Christian Kellner ac02817d4e Switch browser engine from puppeteer-extra/stealth to CloakBrowser (#307)
* Switch browser engine from puppeteer-extra/stealth to CloakBrowser

- Replace puppeteer, puppeteer-extra, puppeteer-extra-plugin-stealth with
  cloakbrowser + puppeteer-core; CloakBrowser applies 49 source-level C++
  fingerprint patches that cannot be detected at the JS layer.
- Enable humanize:true in launchBrowser() for Bézier mouse curves, natural
  keyboard timing, and realistic scroll physics.
- Remove manual userDataDir management and ARM64 executablePath override;
  CloakBrowser ships its own binary for x86_64 and arm64.
- Proxy is now passed via CloakBrowser's native proxy option instead of
  --proxy-server Chrome flag.
- Dockerfile: add fonts-noto-color-emoji + fonts-freefont-ttf so canvas
  fingerprint hashes match real browsers (required for Kasada/Akamai);
  replace npx puppeteer browsers install with node ensureBinary() call;
  remove TARGETARCH ARG and ARM64 system-Chromium branch.
- Update test mock to reflect simplified browser object (no __fredy_* fields).

https://claude.ai/code/session_01WXzA3orbwE2hdk723c6MgH

* Add --ignore-certificate-errors for CloakBrowser's custom Chromium

CloakBrowser ships its own Chromium binary with an independent CA bundle.
This flag prevents ERR_CERT_AUTHORITY_INVALID failures in environments with
SSL-inspecting proxies or non-standard root CAs (Docker CI, corporate networks).

https://claude.ai/code/session_01WXzA3orbwE2hdk723c6MgH

* Harden CloakBrowser integration and fix kleinanzeigen detail test

- Remove all CDP overrides (applyBotPreventionToPage, applyLanguagePersistence,
  applyPostNavigationHumanSignals) that created detectable inconsistencies on top
  of CloakBrowser's C++ patches; pass locale to CloakBrowser launch instead
- Drop --lang arg (replaced by CloakBrowser locale flag)
- Extend immowelt puppeteerTimeout to 90 s to accommodate React SPA rendering
  latency under CloakBrowser's humanise delays
- Fix kleinanzeigen detail test: serve the offline fixture for the search URL
  so only individual detail pages are fetched live, avoiding rate limiting from
  a second fresh session hitting the same search endpoint

https://claude.ai/code/session_01WXzA3orbwE2hdk723c6MgH

* Fix immowelt bot detection with two-phase navigation and fixture-backed detail test

Immowelt's CDN challenges cold browser sessions before React can render the
listing grid, causing the old waitForSelector approach to silently timeout.

- Add preNavigateUrl option to puppeteerExtractor: visits a warm-up page
  first so the site sees an established session before the search URL
- Add waitForNetworkIdle option: a second idle-wait phase after domcontentloaded
  that catches React's listing API round-trip (which fires long after the
  initial HTML is parsed); errors are swallowed so partial DOM is still used
- Switch immowelt config to waitForSelector=null + networkidle warm-up so
  page.content() is returned after the SPA has loaded its data
- Set immowelt preNavigateUrl to the homepage to warm the session
- In the detail enrichment test, spy on puppeteerExtractor to serve the
  offline fixture for the search URL; only individual listing detail pages
  are fetched live (they are far less aggressively protected)

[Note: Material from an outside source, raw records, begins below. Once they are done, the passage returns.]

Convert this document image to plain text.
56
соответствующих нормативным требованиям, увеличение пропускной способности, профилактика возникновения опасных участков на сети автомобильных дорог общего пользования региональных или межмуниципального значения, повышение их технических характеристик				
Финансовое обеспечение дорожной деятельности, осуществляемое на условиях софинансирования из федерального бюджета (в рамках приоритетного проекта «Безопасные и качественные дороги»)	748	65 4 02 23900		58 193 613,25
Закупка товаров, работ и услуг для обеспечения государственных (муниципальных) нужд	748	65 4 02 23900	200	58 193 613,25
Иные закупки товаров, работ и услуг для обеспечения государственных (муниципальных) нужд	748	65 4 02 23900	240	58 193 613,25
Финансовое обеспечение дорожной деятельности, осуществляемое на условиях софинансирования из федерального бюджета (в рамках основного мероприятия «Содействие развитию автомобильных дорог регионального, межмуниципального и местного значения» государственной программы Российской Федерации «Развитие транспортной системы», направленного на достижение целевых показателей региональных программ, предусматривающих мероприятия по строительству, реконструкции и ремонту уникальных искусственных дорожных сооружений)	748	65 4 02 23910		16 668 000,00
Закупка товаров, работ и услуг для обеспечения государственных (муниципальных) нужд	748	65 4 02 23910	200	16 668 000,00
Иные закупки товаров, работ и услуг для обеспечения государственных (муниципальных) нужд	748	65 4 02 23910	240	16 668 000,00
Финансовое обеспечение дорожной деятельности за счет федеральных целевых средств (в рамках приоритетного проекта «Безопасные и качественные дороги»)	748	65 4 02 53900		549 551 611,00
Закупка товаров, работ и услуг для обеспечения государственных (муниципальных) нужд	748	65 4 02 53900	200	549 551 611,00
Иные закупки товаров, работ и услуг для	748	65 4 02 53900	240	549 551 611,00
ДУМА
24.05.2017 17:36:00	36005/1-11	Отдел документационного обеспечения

https://claude.ai/code/session_01WXzA3orbwE2hdk723c6MgH

* Ensure CloakBrowser binary is present before any live test runs

Add a Vitest globalSetup that calls ensureBinary() once in the main process
before workers start. Without this, running yarn test on a fresh checkout
(or after the binary cache is cleared) immediately fails every browser-based
test with "Failed to launch the browser process" before any useful output
appears. The setup is a no-op in offline mode and when the binary is already
cached.

https://claude.ai/code/session_01WXzA3orbwE2hdk723c6MgH

* Ensure CloakBrowser binary at startup for non-Docker installs

Direct runs (yarn start:backend) on a fresh checkout have no binary and
only crash when the first scraping job fires. Calling ensureBinary() at
startup downloads it on first run and is instant when already cached.
In Docker it stays a no-op since the binary is pre-baked during docker build.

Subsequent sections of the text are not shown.